Talvez poucos houveram falar de Ortega y Gasset. Desses poucos menos ainda talvez devam conhecê-lo além tão de sua célebre expressão afirmativa: "
eu sou eu e minha circunstância". Rara capacidade condensativa de se sintetizar uma reflexão filosófica profunda. Com esta assertiva Gasset nos coloca a pensar o existir humano no contexto de nossas periferias vitais. Não somos apenas o que somos, mas igualmente somos o que ainda não somos porém podemos ser. "
Só chegamos a ser uma parte mínima do que poderíamos ser", também proclama Ortega y Gasset. O mundo - diz ele - é o repertório das nossas possibilidades de vida.
Não há um eu humano que não esteja inserido em uma circunstância. A circunstância não é unicamente o ambiente o meio e o mundo, mas também o momento histórico, o lugar e o modo que cerca o ser que lhe acompanha inerentemente à essência de sua natureza humanal. É mais do que apenas o entorno físico de um corpo, pois engloba tudo que rodeia o eu psicológico e material, isto é, a corporalidade, a própria vida psíquica, o social, o cultural, o tempo e até mesmo a realidade cósmica em que se vive. A vida de cada um, portanto, é como ele lida e o que ele faz com sua circunstância.

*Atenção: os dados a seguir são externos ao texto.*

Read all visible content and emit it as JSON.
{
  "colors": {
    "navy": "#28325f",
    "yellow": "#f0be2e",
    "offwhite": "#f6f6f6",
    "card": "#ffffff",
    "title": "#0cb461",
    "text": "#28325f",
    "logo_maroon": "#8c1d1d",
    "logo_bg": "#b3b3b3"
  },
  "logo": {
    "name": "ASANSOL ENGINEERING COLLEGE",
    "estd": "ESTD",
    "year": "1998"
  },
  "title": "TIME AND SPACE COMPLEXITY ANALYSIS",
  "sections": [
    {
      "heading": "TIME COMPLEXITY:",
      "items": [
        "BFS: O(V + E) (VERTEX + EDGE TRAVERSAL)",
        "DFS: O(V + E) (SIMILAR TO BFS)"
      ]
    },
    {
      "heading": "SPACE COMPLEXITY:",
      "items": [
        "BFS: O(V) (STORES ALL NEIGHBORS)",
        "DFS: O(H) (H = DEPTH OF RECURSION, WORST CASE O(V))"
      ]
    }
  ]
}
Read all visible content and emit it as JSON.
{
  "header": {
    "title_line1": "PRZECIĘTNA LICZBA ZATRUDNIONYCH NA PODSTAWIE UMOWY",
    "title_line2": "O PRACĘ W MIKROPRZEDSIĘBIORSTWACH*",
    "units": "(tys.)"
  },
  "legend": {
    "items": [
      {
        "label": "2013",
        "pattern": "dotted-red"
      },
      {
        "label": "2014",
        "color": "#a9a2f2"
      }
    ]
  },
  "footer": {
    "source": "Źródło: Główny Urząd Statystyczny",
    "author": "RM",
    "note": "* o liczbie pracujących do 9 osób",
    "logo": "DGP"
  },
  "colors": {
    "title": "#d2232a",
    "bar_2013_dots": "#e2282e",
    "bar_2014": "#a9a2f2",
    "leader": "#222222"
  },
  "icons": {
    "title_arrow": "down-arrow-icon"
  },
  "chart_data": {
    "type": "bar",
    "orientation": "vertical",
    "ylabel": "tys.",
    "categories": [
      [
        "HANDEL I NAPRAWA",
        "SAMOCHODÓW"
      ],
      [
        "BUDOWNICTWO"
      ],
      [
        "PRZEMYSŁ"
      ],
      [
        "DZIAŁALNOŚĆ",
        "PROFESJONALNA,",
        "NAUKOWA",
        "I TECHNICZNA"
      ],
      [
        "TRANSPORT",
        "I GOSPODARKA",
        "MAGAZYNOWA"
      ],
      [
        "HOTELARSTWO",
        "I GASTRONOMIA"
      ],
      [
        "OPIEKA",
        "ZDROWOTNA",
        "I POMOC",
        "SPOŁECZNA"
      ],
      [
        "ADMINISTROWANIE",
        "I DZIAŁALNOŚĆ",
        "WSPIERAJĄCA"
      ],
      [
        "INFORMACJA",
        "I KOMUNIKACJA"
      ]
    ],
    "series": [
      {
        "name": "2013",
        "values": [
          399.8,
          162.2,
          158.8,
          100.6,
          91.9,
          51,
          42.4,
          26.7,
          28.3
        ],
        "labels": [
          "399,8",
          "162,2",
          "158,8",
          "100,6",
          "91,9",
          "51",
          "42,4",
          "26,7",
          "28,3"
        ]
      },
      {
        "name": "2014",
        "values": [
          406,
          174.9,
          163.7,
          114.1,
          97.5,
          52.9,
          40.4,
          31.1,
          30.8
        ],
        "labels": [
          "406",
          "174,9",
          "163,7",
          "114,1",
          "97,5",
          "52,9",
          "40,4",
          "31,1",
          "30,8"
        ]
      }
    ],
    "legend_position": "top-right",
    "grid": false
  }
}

O eu e a circunstância são impartíveis. Somos inseparavelmente inseridos no meio de múltiplas coisas, tais como objetos, pessoas, ideias, valores, costumes, época, sociedade, civilização. Vivemos, pois, em constante encontro de nós e as coisas. O eu psicológico não habita somente um corpo, ele também é vestido pela "carne das coisas"; ou como diz quase poeticamente Ortega apalpamos com a pupila a pele das coisas, Estamos fadados a viver umbilicalmente ligados ao universo circundante, mesmo que não nos apercebamos diretamente tal inevitável ligadura.
Eu sou eu e minha circunstância. Somos o que somos, como igualmente somos o que encontramos. Somos a soma de nossa singularidade mais as condições da situação onde estamos inseridos e nela vivemos. Parece muitas vezes paradoxo, pois ao mesmo tempo em que atuamos no palco da vida também somos expectadores da mesma. Nossas atividades psíquicas ocorrem dentro de um campo psicológico chamado de "
espaço vital" (Kurt Lewin). Para Lewin o espaço vital, em termos psicológicos, representa a totalidade dos fatos que determinam o comportamento do indivíduo em um dado certo momento.
Versou Quintana: "
Onde estão os meus verdes?/Os meus azuis?/O arranha-céu comeu!". As coisas estão aí na nossa frente para serem usufruídas, assim como estão na nossa frente passando e se extinguindo. A paisagem, lembremo-nos, muda com o tempo. Diz Ortega y Gasset "
no tempo que dizemos já vem, a esta paisagem, a esta amizade, a este acontecimento, temos que ir preparando os lábios para dizer já se vão, já se vão". O minuto perdido jamais será recuperado. Para que possamos melhor aproveitar o nosso eu e sua circunstância primeiro é necessário possuir menos ignorância sobre o que somos, como nos fizemos e nos fizeram, bem como nosso contexto e instante.